O contentamento para Paulo não significava uma acomodação em relação aos desafios da vida e da missão, nem tampouco um desinteresse por melhorar o crescer. Como já disse, trata-se de um estado de alma que descobriu que possui em Cristo tudo quanto lhe é necessário para sua alegria, paz e comunhão com Deus e os homens. Que o contentamento não será encontrado na próxima curva, na visita ao shopping center, no novo emprego ou nas coisas simples e rotineiras, nas experiências que a graça de Deus nos concede dia a dia, nos encontros com amigos, nas tristezas e dores que vivemos. Tudo isso faz parte da existência humana, negá-las é negar a própria vida.

Para Paulo, o contentamento que experimentava a riqueza e pobreza, na fartura ou miséria, eram reflexos de uma mesma realidade vivida na presença de Deus. A certeza de que Deus estava nele, que havia concedido a ele o seu Reino, transcendia suas experiências pessoais e as colocava num universo eterno. Penso que foi isso que Jesus experimentou. Sua vida não foi sempre um arranjo de fatos agradáveis. Experimentou o abandono, angústia, tristeza, traição, alegria e exultação, e todas essas experiências fizeram parte do Reino que havia sido entregue. Contentamento não significa não passar pelos vales sombrios da morte, mas gozar a plenitude do Reino, do amor, da justiça e da paz.

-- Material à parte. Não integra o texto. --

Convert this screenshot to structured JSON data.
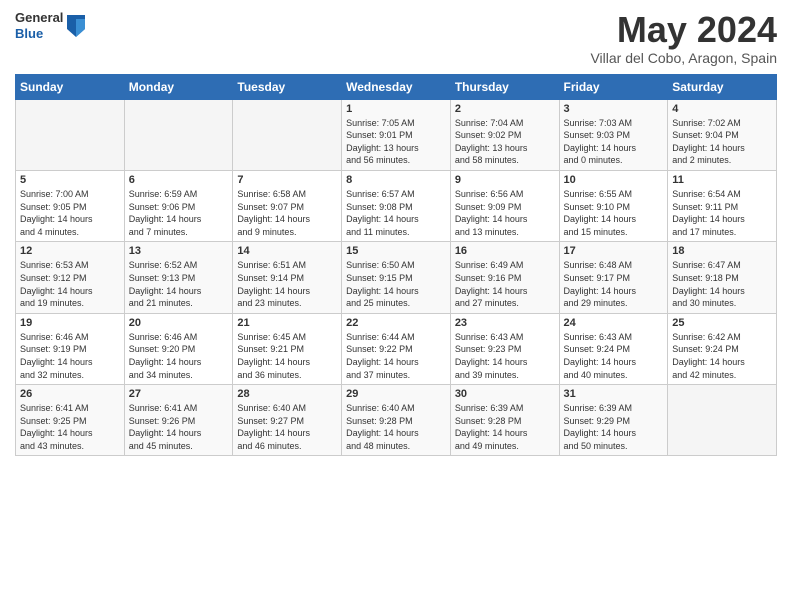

Para terminar, quero mais uma vez citar C. S. Lewis, que no mesmo filme mencionado no início deste artigo diz que Deus não nos criou para a felicidade, mas para amar e sermos amados. A felicidade como um fim em si mesma pode parecer que só será encontrada na próxima curva, mas quando buscamos amar e ser amados, a encontramos onde estamos. Não precisamos virar nenhuma outra curva. Aqui está bom. Basta.